特に、この一年間、学年で回してきたノート「夢の途中」。3冊目の「足跡」まで、そこには、皆さんが自分自身と向き合った時間が刻まれています。迷い、悩み、喜び、将来への思いなど、飾らない言葉で書かれた一つひとつが、仲間との信頼を深めていきました。自分の気持ちを素直に言葉にすること。そして、それを受け止め合うこと。この経験は、これからの人生でも皆さんを支える力になります。
先日の「先輩を囲んで」や「3年生に聞く」という進路企画では、進路選択に正解はない中で、1年次から興味関心のあることに果敢に挑戦し、行動に移すことで自分のなりたい姿を目標に、受験勉強を頑張ってきた姿を知ることができました。常葉での3年間、ないし6年間での、みなさんの大きな成長に感動しました。

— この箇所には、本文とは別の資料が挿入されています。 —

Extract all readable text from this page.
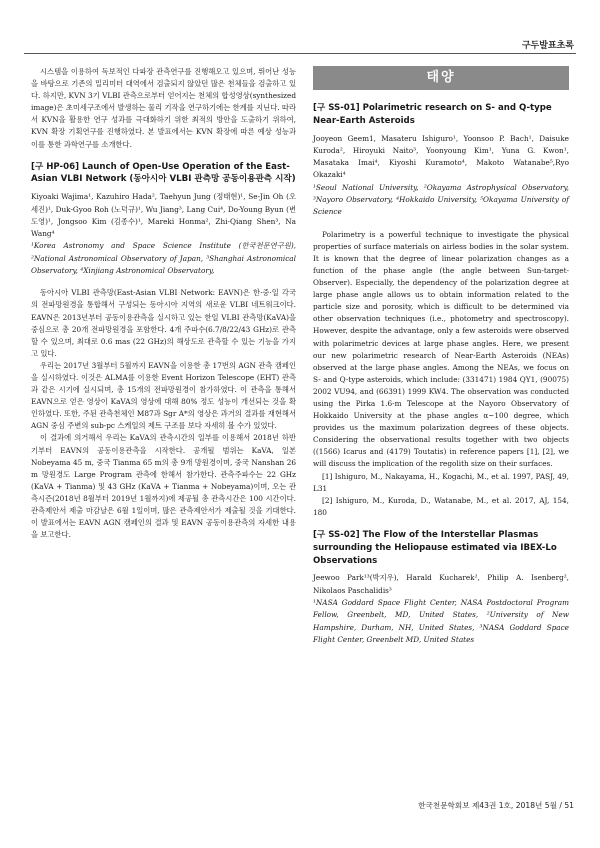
구두발표초록

시스템을 이용하여 독보적인 다파장 관측연구를 진행해오고 있으며, 뛰어난 성능을 바탕으로 기존의 밀리미터 대역에서 검출되지 않았던 많은 천체들을 검출하고 있다. 하지만, KVN 3기 VLBI 관측으로부터 얻어지는 천체의 합성영상(synthesized image)은 초미세구조에서 발생하는 물리 기작을 연구하기에는 한계를 지닌다. 따라서 KVN을 활용한 연구 성과를 극대화하기 위한 최적의 방안을 도출하기 위하여, KVN 확장 기획연구를 진행하였다. 본 발표에서는 KVN 확장에 따른 예상 성능과 이를 통한 과학연구를 소개한다.

[구 HP-06] Launch of Open-Use Operation of the East-Asian VLBI Network (동아시아 VLBI 관측망 공동이용관측 시작)

Kiyoaki Wajima¹, Kazuhiro Hada², Taehyun Jung (정태현)¹, Se-Jin Oh (오세진)¹, Duk-Gyoo Roh (노덕규)¹, Wu Jiang³, Lang Cui⁴, Do-Young Byun (변도영)¹, Jongsoo Kim (김종수)¹, Mareki Honma², Zhi-Qiang Shen³, Na Wang⁴

¹Korea Astronomy and Space Science Institute (한국천문연구원), ²National Astronomical Observatory of Japan, ³Shanghai Astronomical Observatory, ⁴Xinjiang Astronomical Observatory,

동아시아 VLBI 관측망(East-Asian VLBI Network: EAVN)은 한·중·일 각국의 전파망원경을 통합해서 구성되는 동아시아 지역의 새로운 VLBI 네트워크이다. EAVN은 2013년부터 공동이용관측을 실시하고 있는 한일 VLBI 관측망(KaVA)을 중심으로 총 20개 전파망원경을 포함한다. 4개 주파수(6.7/8/22/43 GHz)로 관측할 수 있으며, 최대로 0.6 mas (22 GHz)의 해상도로 관측할 수 있는 기능을 가지고 있다.

우리는 2017년 3월부터 5월까지 EAVN을 이용한 총 17번의 AGN 관측 캠페인을 실시하였다. 이것은 ALMA를 이용한 Event Horizon Telescope (EHT) 관측과 같은 시기에 실시되며, 총 15개의 전파망원경이 참가하였다. 이 관측을 통해서 EAVN으로 얻은 영상이 KaVA의 영상에 대해 80% 정도 성능이 개선되는 것을 확인하였다. 또한, 주된 관측천체인 M87과 Sgr A*의 영상은 과거의 결과를 재현해서 AGN 중심 주변의 sub-pc 스케일의 제트 구조를 보다 자세히 볼 수가 있었다.

이 결과에 의거해서 우리는 KaVA의 관측시간의 일부를 이용해서 2018년 하반기부터 EAVN의 공동이용관측을 시작한다. 공개될 범위는 KaVA, 일본 Nobeyama 45 m, 중국 Tianma 65 m의 총 9개 망원경이며, 중국 Nanshan 26 m 망원경도 Large Program 관측에 한해서 참가한다. 관측주파수는 22 GHz (KaVA + Tianma) 및 43 GHz (KaVA + Tianma + Nobeyama)이며, 오는 관측시즌(2018년 8월부터 2019년 1월까지)에 제공될 총 관측시간은 100 시간이다. 관측제안서 제출 마감날은 6월 1일이며, 많은 관측제안서가 제출될 것을 기대한다. 이 발표에서는 EAVN AGN 캠페인의 결과 및 EAVN 공동이용관측의 자세한 내용을 보고한다.

태양
[구 SS-01] Polarimetric research on S- and Q-type Near-Earth Asteroids

Jooyeon Geem1, Masateru Ishiguro¹, Yoonsoo P. Bach¹, Daisuke Kuroda², Hiroyuki Naito³, Yoonyoung Kim¹, Yuna G. Kwon¹, Masataka Imai⁴, Kiyoshi Kuramoto⁴, Makoto Watanabe⁵,Ryo Okazaki⁴

¹Seoul National University, ²Okayama Astrophysical Observatory, ³Nayoro Observatory, ⁴Hokkaido University, ⁵Okayama University of Science

Polarimetry is a powerful technique to investigate the physical properties of surface materials on airless bodies in the solar system. It is known that the degree of linear polarization changes as a function of the phase angle (the angle between Sun-target-Observer). Especially, the dependency of the polarization degree at large phase angle allows us to obtain information related to the particle size and porosity, which is difficult to be determined via other observation techniques (i.e., photometry and spectroscopy). However, despite the advantage, only a few asteroids were observed with polarimetric devices at large phase angles. Here, we present our new polarimetric research of Near-Earth Asteroids (NEAs) observed at the large phase angles. Among the NEAs, we focus on S- and Q-type asteroids, which include: (331471) 1984 QY1, (90075) 2002 VU94, and (66391) 1999 KW4. The observation was conducted using the Pirka 1.6-m Telescope at the Nayoro Observatory of Hokkaido University at the phase angles α~100 degree, which provides us the maximum polarization degrees of these objects. Considering the observational results together with two objects ((1566) Icarus and (4179) Toutatis) in reference papers [1], [2], we will discuss the implication of the regolith size on their surfaces.

[1] Ishiguro, M., Nakayama, H., Kogachi, M., et al. 1997, PASJ, 49, L31

[2] Ishiguro, M., Kuroda, D., Watanabe, M., et al. 2017, AJ, 154, 180

[구 SS-02] The Flow of the Interstellar Plasmas surrounding the Heliopause estimated via IBEX-Lo Observations

Jeewoo Park¹³(박지우), Harald Kucharek², Philip A. Isenberg², Nikolaos Paschalidis³

¹NASA Goddard Space Flight Center, NASA Postdoctoral Program Fellow, Greenbelt, MD, United States, ²University of New Hampshire, Durham, NH, United States, ³NASA Goddard Space Flight Center, Greenbelt MD, United States

한국천문학회보 제43권 1호, 2018년 5월 / 51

部活動でも、皆さんは後輩たちをよく導いてくれました。努力する姿、仲間を思う姿勢、最後までやり抜く姿。皆さんの背中から、後輩たちは多くのことを学んだと思います。本当に頼もしい三年生でした。
さて、今日三月三日、あいにくの雨になってしまいましたが、東の夜空に、皆既月食が見られるそうです。満月が少しずつ地球の影に入り、ゆっくりと色を変えていく天体の現象です。明るく輝いていた月が、光を失ったように見えながら、やがて赤胴色(しゃくどういろ)と呼ばれる、黒い月となって静かに夜空に浮かびます。月は消えたわけではありません。やがて赤みを帯びた光となって再び姿を現します。見え方が変わっているだけで、そこにあり続けています。
これから皆さんが歩む人生にも、立ち止まる時間や、自信をなくす瞬間があるかもしれません。
思い通りにいかない経験もあるでしょう。けれど、それは終わりではありません。変化の中で、新しい自分に出会う時間なのだと思います。皆既月食の月が再び光を取り戻すように、人は経験を重ねながら、自分らしい輝きを見つけていきます。どうか、失敗を恐れず挑戦してください。うまくいかなかった経験も、遠回りに見える時間も、必ず皆さん自身の力になります。
Make new mistakes! 新しい失敗をしよう!と、皆さんに呼びかけました。これからの人生においても、失敗を恐れずに、まずやってみようという勇気をもって行動にうつしてください。喜びは行動とともにやってくるはずです。
学校は、皆さんが帰ってこられる場所であり続けます。来年度は、常葉創立80周年を迎えます。困ったとき、うれしい報告をしたいとき、ふと立ち寄りたくなったとき、いつでも顔を見せてください。皆さんの「足跡」は、この学校の大切な歴史の一部です。
結びに、3年間あるいは6年間、保護者の皆様からお寄せいただきました、本校の教育活動への温かなご支援・ご協力に、厚く感謝を申し上げます。卒業生の皆さん、これから歩むそれぞれの道を、目標に向かって一歩ずつ、周囲とよい人間関係を築きながら前進してください。これからの未来が皆さんにとって輝かしいものであることを心よりお祈りし、式辞といたします。